Of course, since this is a small dataset, we could have just printed out the entire data and visually scanned it for a low number. But what if the length of the data vector had been 100,000 instead of 100? Then the visual approach wouldn't work. Moreover, a goal of programming is to automate tasks, rather than doing them by hand.

Your Turn: There appear to be some unusually high values as well, e.g. one around 1875. Determine which year this was, using the techniques presented here. Also, try some similar analysis on the built-in AirPassengers data. Can you guess why those peaks are occurring?

Here is another point: That function plot is not quite so innocuous as it may seem.

> plot(mtcars$wt,mtcars$mpg)

In contrast to the previous plot, in which our data were on the vertical axis and time was on the horizontal, now we are plotting two datasets, against each other.

There are a couple of important points here. First, as we might guess, we see that the heavier cars tended to get poorer gas mileage. But here's more: That plot function is pretty smart!

Why? Well, plot knew to take different actions for different input types. When we fed it a single vector, it plotted those numbers against time. When we fed it two vectors, it knew to do a scatter plot.

In fact, plot was even smarter than that.
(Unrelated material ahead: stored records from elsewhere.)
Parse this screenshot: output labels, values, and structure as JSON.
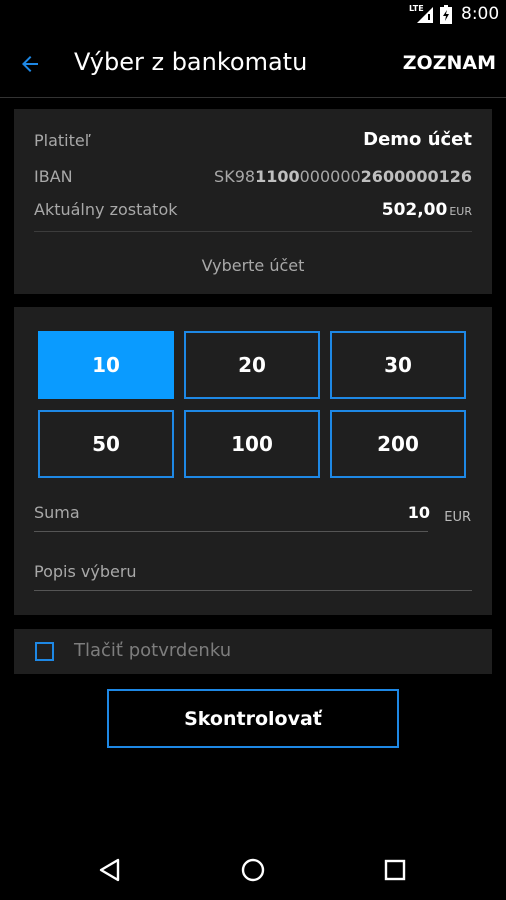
{
  "status": {
    "network": "LTE",
    "time": "8:00"
  },
  "header": {
    "title": "Výber z bankomatu",
    "action": "ZOZNAM"
  },
  "account": {
    "payer_label": "Platiteľ",
    "payer_value": "Demo účet",
    "iban_label": "IBAN",
    "iban_parts": [
      "SK98",
      "1100",
      "000000",
      "2600000126"
    ],
    "balance_label": "Aktuálny zostatok",
    "balance_value": "502,00",
    "balance_currency": "EUR",
    "select_label": "Vyberte účet"
  },
  "amounts": {
    "options": [
      "10",
      "20",
      "30",
      "50",
      "100",
      "200"
    ],
    "selected": "10"
  },
  "sum": {
    "label": "Suma",
    "value": "10",
    "currency": "EUR"
  },
  "description": {
    "placeholder": "Popis výberu"
  },
  "receipt": {
    "label": "Tlačiť potvrdenku",
    "checked": false
  },
  "confirm_label": "Skontrolovať",
  "colors": {
    "accent": "#1e88e5",
    "selected": "#0a9bff",
    "card": "#1f1f1f",
    "background": "#000000"
  },
  "icons": [
    "back-arrow-icon",
    "signal-icon",
    "battery-icon",
    "nav-back-icon",
    "nav-home-icon",
    "nav-recent-icon"
  ]
}
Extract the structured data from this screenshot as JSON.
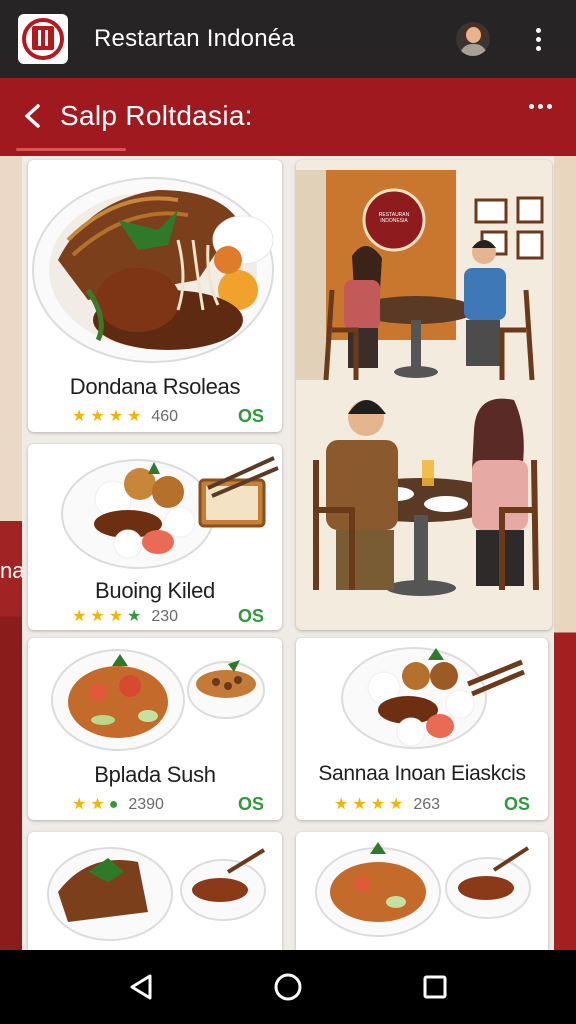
{
  "app": {
    "title": "Restartan Indonéa",
    "logo_icon": "restaurant-logo-icon",
    "avatar_icon": "user-avatar-icon",
    "menu_icon": "more-vert-icon"
  },
  "subheader": {
    "title": "Salp  Roltdasia:",
    "back_icon": "arrow-back-icon",
    "more_icon": "more-horiz-icon"
  },
  "side": {
    "left_text": "na"
  },
  "restaurant_photo": {
    "sign_text": "RESTAURAN INDONESIA"
  },
  "dishes": [
    {
      "name": "Dondana Rsoleas",
      "stars": 4,
      "rating": "460",
      "price": "OS"
    },
    {
      "name": "Buoing Kiled",
      "stars": 4,
      "rating": "230",
      "price": "OS"
    },
    {
      "name": "Bplada Sush",
      "stars": 3,
      "rating": "2390",
      "price": "OS"
    },
    {
      "name": "Sannaa Inoan Eiaskcis",
      "stars": 4,
      "rating": "263",
      "price": "OS"
    },
    {
      "name": "",
      "stars": 0,
      "rating": "",
      "price": ""
    },
    {
      "name": "",
      "stars": 0,
      "rating": "",
      "price": ""
    }
  ],
  "navbar": {
    "back_icon": "nav-back-icon",
    "home_icon": "nav-home-icon",
    "recents_icon": "nav-recents-icon"
  },
  "colors": {
    "appbar": "#262424",
    "brand_red": "#a0191f",
    "star": "#f4b400",
    "price_green": "#2e9a3a"
  }
}
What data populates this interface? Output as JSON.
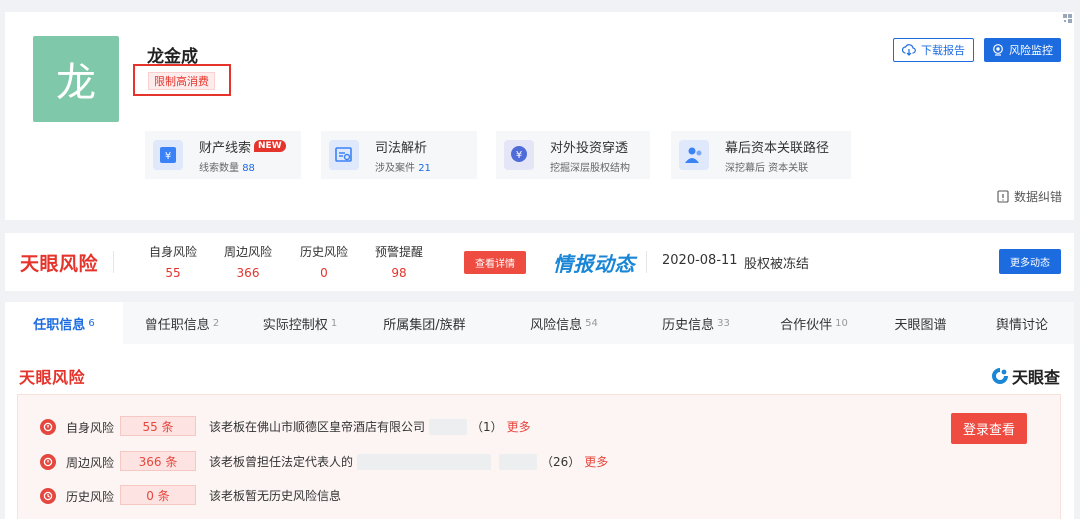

It noticed that Nile is not just of 'numeric' type, but also of another class, 'ts' ("time series"):

> is.numeric(Nile)
[1] TRUE
> class(Nile)
[1] "ts"

So, it put years on the horizontal axis, instead of indices 1,2,3,...

And one more thing: Say we wanted to know the flow in the year 1925. The data start at 1871, so 1925 is 1925 - 1871 = 54 years later. The means the flow for that year is in element 1+44 = 55.

> Nile[55]
[1] 698

OK, but why did we do this arithmetic ourselves? We should have R do it:

> Nile[1925 - 1871 + 1]
[1] 698

R did the computation 1925 - 1871 + 1 itself, yielding 55, then looked up the value of Nile[55]. This is the start of your path to programming.

How does one build a house? There of course is no set formula. One has various tools and materials, and the goal is to put these together in a creative way to produce the end result, the house.

It's the same with R. The tools here are the various functions, e.g. mean and which, and the materials are one's data. One then must creatively put them together to achieve one's goal, say ferreting out patterns in ridership in a public transportation system. Again, it is a creative process; there is no formula for anything. But that is what makes it fun, like solving a puzzle.

And...we can combine various functions in order to build our own functions. This will come in future lessons.